Patients with connective tissue diseases and vasculitides can present to the ED with vague or seemingly innocuous complaints but may actually have a life threatening condition.

Key conditions to assess for include:

1. Septic arthritis in the rheumatoid arthritis (RA) patient

  • Can be difficult to diagnose, especially in the earlier stages of infection, where an acutely swollen joint may be presumed to be due to the patient’s underlying RA
  • Delay in diagnosis of septic arthritis can lead to irreversible joint damage and has a mortality rate of 20-33%
  • Patients with longstanding RA and those who are receiving immunosuppressive therapy are at higher risk for septic arthritis
  • Suspected joint should be tapped with assessment for cell count and differential, glucose, gram stain and culture, and crystal analysis

2. Atlantoaxial subluxation in the RA or ankylosing spondylitis (AS) patient

  • Tend to occur in patients with erosive long-standing RA or AS
  • Forward dislocation is most common (43% of long-standing RA pts)
  • concerning signs for an unstable cervical spine include new occipital pain, decreased sensation in extremities
  • CT and/or MRI recommended to assess for subluxation

3. Cricoarytenoid arthritis in the RA patient

  • can be asymptomatic but patients may also present with hoarseness, foreign body sensation, inspiratory stridor, or in severe cases, with acute respiratory distress/failure
  • Laryngoscopy showing edema and arytenoid cartilage asymmetry or CT can diagnose the condition

4. Scleroderma renal crisis

  • Associated with 20% mortality
  • More likely to develop in patients with early systemic sclerosis
  • Classic signs/symptoms include headache, severe hypertension, elevated creatinine, and evidence of microangiopathic anemia with thrombocytopenia

5. Alveolar hemorrhage in the systemic lupus erythematosus (SLE) patient

  • Rare but significant complication of SLE with mortality of up to 70-90%
  • Patients typically have dyspnea with pulmonary infiltrates, fever and less commonly hemoptysis
  • Early treatment with high dose steroids +/- cyclophosphamide is recommended

6. Transverse myelitis in the SLE patient

  • Occurs in approximately 2% of SLE patients
  • If not recognized and treated early, can lead to irreversible paraplegia
  • Patients typically present with weakness, paresthesias, or lower extremity pain, often associated with back pain and bladder dysfunction
  • If TM is suspected, an MRI should be obtained to support the diagnosis
  • Treatment with steroids, cyclophosphamide, and plasmapheresis is recommended

7. Catastrophic antiphospholipid syndrome (CAPS)

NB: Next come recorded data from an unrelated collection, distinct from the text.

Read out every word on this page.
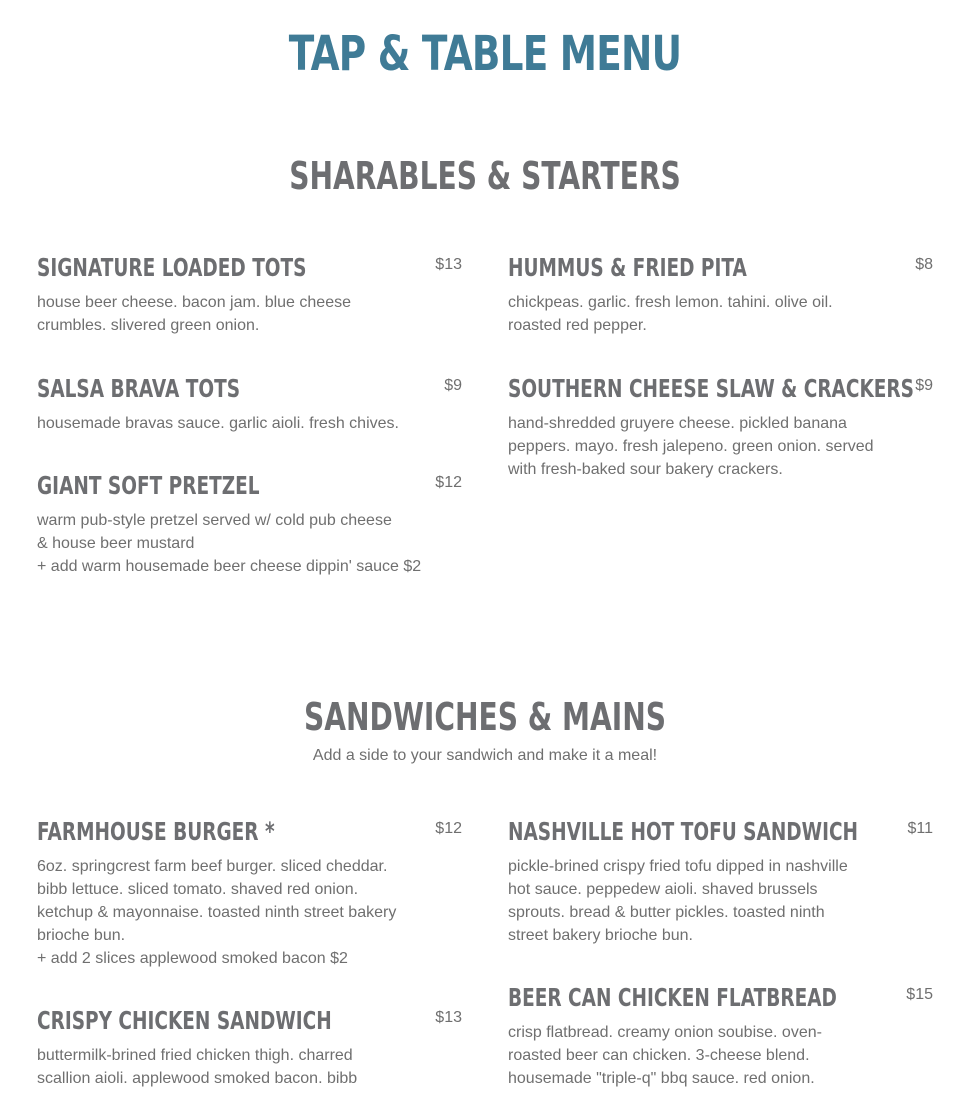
TAP & TABLE MENU
SHARABLES & STARTERS
SIGNATURE LOADED TOTS	$13
house beer cheese. bacon jam. blue cheese
crumbles. slivered green onion.
HUMMUS & FRIED PITA	$8
chickpeas. garlic. fresh lemon. tahini. olive oil.
roasted red pepper.
SALSA BRAVA TOTS	$9
housemade bravas sauce. garlic aioli. fresh chives.
SOUTHERN CHEESE SLAW & CRACKERS $9
hand-shredded gruyere cheese. pickled banana
peppers. mayo. fresh jalepeno. green onion. served
with fresh-baked sour bakery crackers.
GIANT SOFT PRETZEL	$12
warm pub-style pretzel served w/ cold pub cheese
& house beer mustard
+ add warm housemade beer cheese dippin' sauce $2
SANDWICHES & MAINS

Add a side to your sandwich and make it a meal!

FARMHOUSE BURGER *	$12
6oz. springcrest farm beef burger. sliced cheddar.
bibb lettuce. sliced tomato. shaved red onion.
ketchup & mayonnaise. toasted ninth street bakery
brioche bun.
+ add 2 slices applewood smoked bacon $2
NASHVILLE HOT TOFU SANDWICH	$11
pickle-brined crispy fried tofu dipped in nashville
hot sauce. peppedew aioli. shaved brussels
sprouts. bread & butter pickles. toasted ninth
street bakery brioche bun.
CRISPY CHICKEN SANDWICH	$13
buttermilk-brined fried chicken thigh. charred
scallion aioli. applewood smoked bacon. bibb
BEER CAN CHICKEN FLATBREAD	$15
crisp flatbread. creamy onion soubise. oven-
roasted beer can chicken. 3-cheese blend.
housemade "triple-q" bbq sauce. red onion.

  • Patients with SLE or primary antiphospholipid syndrome are at risk for developing CAPS (often in setting of infection, trauma, surgery, or cancer)
  • Presents most commonly present with renal impairment, pulmonary disease (PE or ARDS), cerebral findings (infarcts, seizures), thrombocytopenia
  • Other thrombotic complications include MI, skin necrosis
  • Treatment involves IV heparin and high dose steroids

8. Cardiac tamponade

  • Patients with widespread active SLE can rarely present with cardiac tamponade
  • Symptoms typically include dyspnea, joint pains, fatigue, and chest pain

9. Hypokalemic paralysis in the Sjogren’s syndrome (SjS) patient

  • Patients with SjS can develop distal renal tubular acidosis which can lead to significant hypokalemia and potentially, paralysis
  • Treatment involves potassium replacement and supportive care

10. Giant cell arteritis

  • Temporal arteritis, causing visual impairment is a significant complication in patients with GCA. Steroids are indicated in any patient with symptoms/signs suggestive of temporal arteritis to prevent permanent visual loss
  • GCA can also cause vertebro-basilar insufficiency, which can present with gait impairment, dizziness or vertigo, nausea/vomiting
  • If untreated, vertebro-basilar insufficiency in patients with GCA can progress to bilateral vertebral artery occlusion, with a mortality of approx. 75%
  • MRI or MRA may differentiate GCA involvement of vertebral arteries from an atherosclerotic process
  • Aortitis can also develop in patients with GCA and can cause aortic aneurysm and rupture, dissection, and aortic valve disease

 

Slobodin G, Hussein A, Rozenbaum M, Rosner I. The emergency room in systemic rheumatic diseases. Emerg Med J 2006; 23: 667-671.